India swine flu has mutated to become more deadly as virus claims 1,200 lives
The current outbreak of swine flu in India, which has so far killed over 1,200 people since December, appears to have mutated to become more deadly, a study has suggested.
Indian health officials previously said the strain had not changed from the version of H1N1 that emerged in the US in 2009.
However, scientists at MIT have now found evidence contradicting this. Over the past two years, genetic sequence information on the flu-virus protein of the only two flu strains in India has been deposited into publicly available influenza databases.
This has made it difficult for scientists to work out which strain is causing the current outbreak – and how it differs from previous strains. "We're really caught between a rock and a hard place, with little information and a lot of misinformation," said senior author Ram Sasisekharan.

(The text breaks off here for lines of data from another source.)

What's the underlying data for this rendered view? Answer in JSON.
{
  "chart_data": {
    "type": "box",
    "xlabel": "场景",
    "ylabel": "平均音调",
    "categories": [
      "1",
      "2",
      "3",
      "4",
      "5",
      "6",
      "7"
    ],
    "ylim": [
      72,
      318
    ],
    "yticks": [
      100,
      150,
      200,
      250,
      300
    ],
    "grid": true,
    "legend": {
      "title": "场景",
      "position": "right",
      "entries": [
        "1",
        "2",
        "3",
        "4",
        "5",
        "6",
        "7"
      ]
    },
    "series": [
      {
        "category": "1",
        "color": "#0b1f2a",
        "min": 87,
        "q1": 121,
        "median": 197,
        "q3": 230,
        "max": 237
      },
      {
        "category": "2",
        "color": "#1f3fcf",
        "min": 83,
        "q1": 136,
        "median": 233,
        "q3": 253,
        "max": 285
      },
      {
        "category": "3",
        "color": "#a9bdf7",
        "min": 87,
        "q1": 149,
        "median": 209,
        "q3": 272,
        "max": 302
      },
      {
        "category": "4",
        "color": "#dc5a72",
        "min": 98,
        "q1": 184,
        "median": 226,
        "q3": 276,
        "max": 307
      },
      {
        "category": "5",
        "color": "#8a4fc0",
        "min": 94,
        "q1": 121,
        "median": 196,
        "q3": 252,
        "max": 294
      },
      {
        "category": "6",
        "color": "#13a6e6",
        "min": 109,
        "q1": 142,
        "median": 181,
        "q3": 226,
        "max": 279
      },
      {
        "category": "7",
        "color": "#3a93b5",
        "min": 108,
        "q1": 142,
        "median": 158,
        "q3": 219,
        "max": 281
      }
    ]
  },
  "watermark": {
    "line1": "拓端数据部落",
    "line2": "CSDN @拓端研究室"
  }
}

However, the researchers say they were able to gather enough information to show the recent Indian strain carries new mutations that are known to make it more virulent – raising cause for concern.
Swine flu
Swine flu is a human disease – it is passed from person to person, not from pigs. It originally jumped from pigs to humans then evolved. Because pigs can become infected with flu viruses from a variety of hosts, including birds and humans, they can act as a 'mixing vessel'. This allows for the reassortment of influenza genes from different viruses creating new flu viruses. The concern about these 'reassortant' viruses is that they may be more easily spread from person to person, or cause more severe disease than the original virus.
The H1N1 virus that caused the influenza pandemic in 2009-2010 is an example of a swine influenza virus that was able to spread easily among humans and cause disease.
The team compared the genetic sequences of the two strains to the 2009 strain of H1N1 that killed over 18,000 people worldwide over the following three years.
The Indian strain was found to carry new mutations in the hemagglutinin protein. This protein binds to receptors found on the surface of respiratory cells. The strength of that binding determines how effectively the virus can infect these cells.
One of the mutations discovered has been linked with increased disease severity, while the other allows the hemagglutinin to bind more strongly to the receptors, making it more infectious.
Sasisekharan said more research and surveillance is needed to confirm whether these mutations are present in the current Indian strain, which has so far infected over 20,000 people.
Published in the journal Cell Host & Microbe, researchers say the indication the virus might have mutated shows the need for further surveillance and study. They say there is a distinct lack of scientific information about the current swine flu outbreak in India, which has resulted in conflicting reports.
They also note that the number of viral sequences provided for public analysis has been limited to the population susceptible to being infected, while monitoring of flu viruses in animals – which allows for real-time surveillance in humans – has been lacking.
"It has been extensively reported in India that a virus similar to A/California/07/2009 is responsible for the current outbreak," Sasisekharan said. "Examination of the Indian H1N1 flu viruses that circulated in 2014 shows amino acid mutations that make them distinct from the A/California/07/2009 virus.
"It is widely believed that the current H1N1 flu vaccine is still effective for the most part. Effectiveness of the current H1N1 flu vaccine is debatable, and there have been calls for updating the vaccine. The Indian H1N1 viruses that circulated in 2014 are different compared with the 2009 vaccine strain A/California/07/2009."